In the past, people in Monterey often held the thought that a woman always wins custody of the children in a custody battle. The public once believed that even though children need their fathers to play active roles in their lives, that it was more important that they have their mothers in their everyday lives. Those thoughts have since changed. Even though it is still a fact that children need both their mothers and fathers to play active roles in their lives, custody agreements often side with fathers. Monterey courts now do a better job to take the best interest of the children into consideration and a lot of times the father is deemed the better parent.
Who Decides Custody?
When a married couple files for a divorce, one of the most common points of complication is child custody. When a situation is already ugly, which divorce can be an ugly situation, it may be hard for the parties to agree to anything. When a couple cannot agree to a fair custody and visitation arrangement between one another, the Monterey County courts will decide a fair custody and visitation arrangement that both parents must abide by. It is important to have legal representation to help eliminate some of the tension and stress associated with these types of proceedings, and so that the best chance at being granted custody is achieved.
Deciding the Best Interest of the Child
California courts take many precautions to help them establish that the best interests of the child/children are met during custody hearings. Some of the factors taken into consideration include:
- health of the child/children
- welfare/safety of the child/children
- history of child abuse/domestic abuse by either parent
- history of drug abuse by either parent
- amount of time currently spent with either parent
Additionally, California courts will often take into consideration the wishes of the child/children, especially if the child/children is over the age of 14. A lawyer who specializes in family law will help ensure that the court hears all evidence to help gain custody of the child/children.
Unwed Mothers vs. Married Mothers
In the eyes of Monterey County courts, an unwed mother is granted sole custody of her child/children at the moment of birth. There is no need for a woman to file for legal custody of a child that is born to her out of wedlock.
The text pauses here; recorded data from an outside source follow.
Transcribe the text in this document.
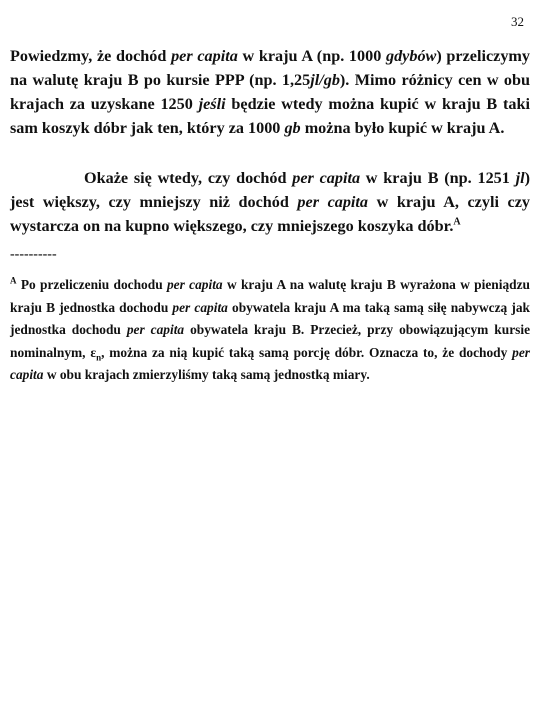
32

Powiedzmy, że dochód per capita w kraju A (np. 1000 gdybów) przeliczymy na walutę kraju B po kursie PPP (np. 1,25jl/gb). Mimo różnicy cen w obu krajach za uzyskane 1250 jeśli będzie wtedy można kupić w kraju B taki sam koszyk dóbr jak ten, który za 1000 gb można było kupić w kraju A.

Okaże się wtedy, czy dochód per capita w kraju B (np. 1251 jl) jest większy, czy mniejszy niż dochód per capita w kraju A, czyli czy wystarcza on na kupno większego, czy mniejszego koszyka dóbr.$^A$

----------

$^A$ Po przeliczeniu dochodu per capita w kraju A na walutę kraju B wyrażona w pieniądzu kraju B jednostka dochodu per capita obywatela kraju A ma taką samą siłę nabywczą jak jednostka dochodu per capita obywatela kraju B. Przecież, przy obowiązującym kursie nominalnym, $\varepsilon_n$, można za nią kupić taką samą porcję dóbr. Oznacza to, że dochody per capita w obu krajach zmierzyliśmy taką samą jednostką miary.
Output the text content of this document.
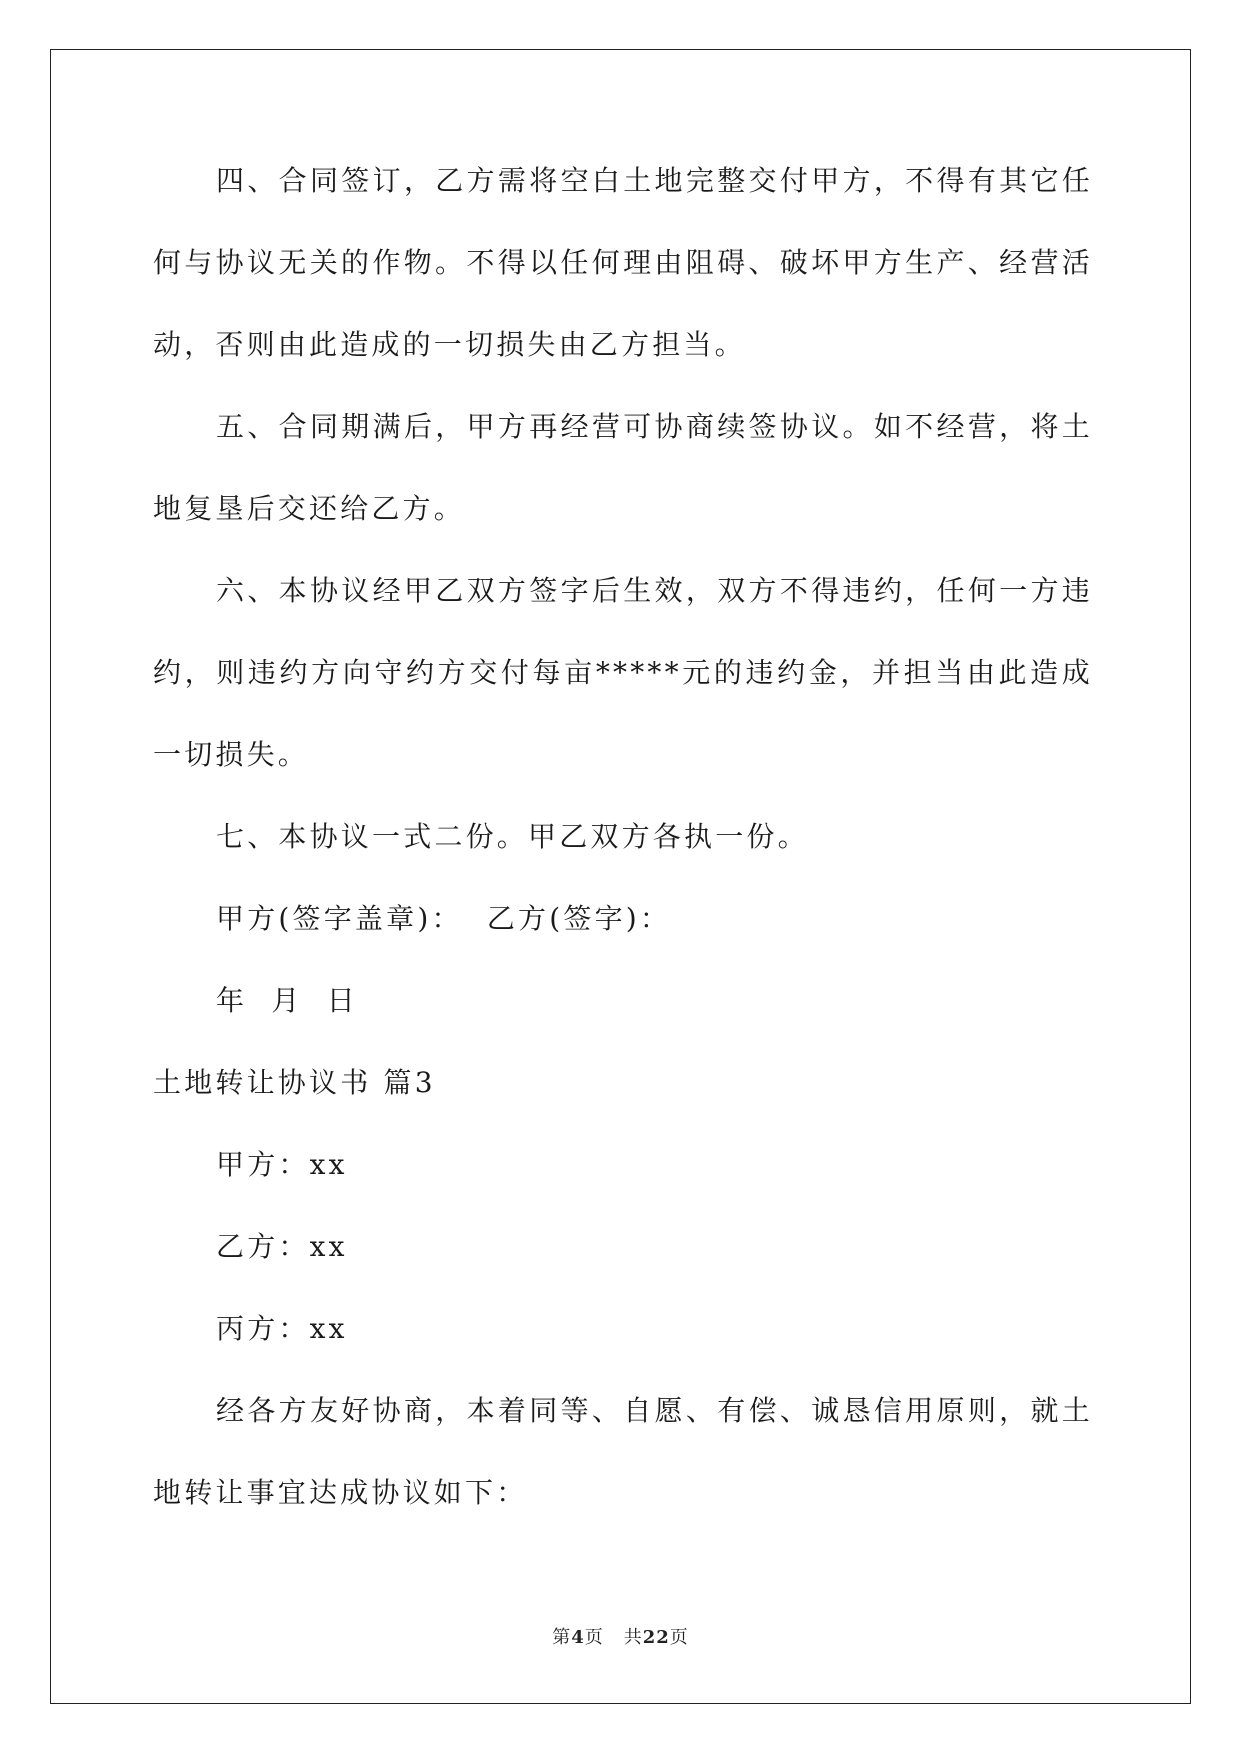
四、合同签订，乙方需将空白土地完整交付甲方，不得有其它任何与协议无关的作物。不得以任何理由阻碍、破坏甲方生产、经营活动，否则由此造成的一切损失由乙方担当。

五、合同期满后，甲方再经营可协商续签协议。如不经营，将土地复垦后交还给乙方。

六、本协议经甲乙双方签字后生效，双方不得违约，任何一方违约，则违约方向守约方交付每亩*****元的违约金，并担当由此造成一切损失。

七、本协议一式二份。甲乙双方各执一份。

甲方(签字盖章)：  乙方(签字)：

年  月  日

土地转让协议书 篇3

甲方：xx

乙方：xx

丙方：xx

经各方友好协商，本着同等、自愿、有偿、诚恳信用原则，就土地转让事宜达成协议如下：

第4页 共22页
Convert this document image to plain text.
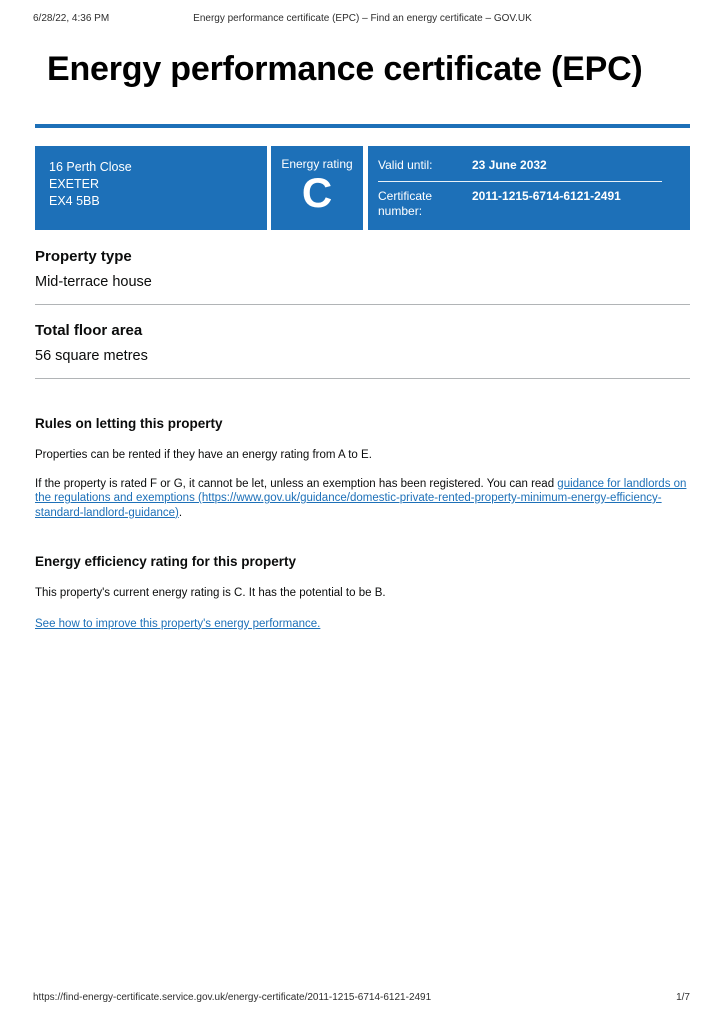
6/28/22, 4:36 PM	Energy performance certificate (EPC) – Find an energy certificate – GOV.UK
Energy performance certificate (EPC)
16 Perth Close
EXETER
EX4 5BB
Energy rating
C
Valid until:	23 June 2032
Certificate number:
2011-1215-6714-6121-2491
Property type

Mid-terrace house

Total floor area

56 square metres

Rules on letting this property

Properties can be rented if they have an energy rating from A to E.

If the property is rated F or G, it cannot be let, unless an exemption has been registered. You can read guidance for landlords on the regulations and exemptions (https://www.gov.uk/guidance/domestic-private-rented-property-minimum-energy-efficiency-standard-landlord-guidance).

Energy efficiency rating for this property

This property's current energy rating is C. It has the potential to be B.

See how to improve this property's energy performance.

https://find-energy-certificate.service.gov.uk/energy-certificate/2011-1215-6714-6121-2491	1/7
She, in turn, is responsible for obligations to the child such as:
- living expenses
- medical care
She is also solely responsible for making decisions for the child/children, such as when and how much time they may spend with their father.
Child Support Determination
The financial responsibility of raising a child/children lies with both biological parents. One of the reasons it is important to have an attorney is because the primary custodial parent is entitled to receive financial child support from the noncustodial parent in the amount that the court determines. Some of the factors considered in determining the amount of child support ordered include:
- the amount of income earned by each parent
- the amount of time the child/children spends with each parent
- the type of custody awarded to each parent
Parents with sole or primary custody of the child/children often get awarded more than those who have joint custody or shared custody agreements.
When a married couple gives birth in the state of California, the establishment of paternity occurs at that moment. When an unwed mother wishes to receive child support, she must first petition the court to establish paternity. An unmarried father may also complete a declaration of paternity either at the time of the child's birth or when the mother requests a child support order from the court.
The Judge's Final Decision
It is critical to have legal representation during divorce and custody hearings because the Judge's final decision stands. All parties involved are required by law to abide by all of the Judge's final orders. Anyone who does not abide by the requests may be subject to legal repercussions. If a parent violates the custody order, the order may also be modified to limit the contact that the offending parent has with the child/children in question.
In conclusion, the belief that mothers are always granted primary custody of the child/children in divorce proceedings is a myth. Many different considerations are taken by Monterey courts to help determine primary custody of children. In many cases, the father is granted this role. In order to help ensure the best interest of the children is achieved, seek the assistance of a good family court attorney.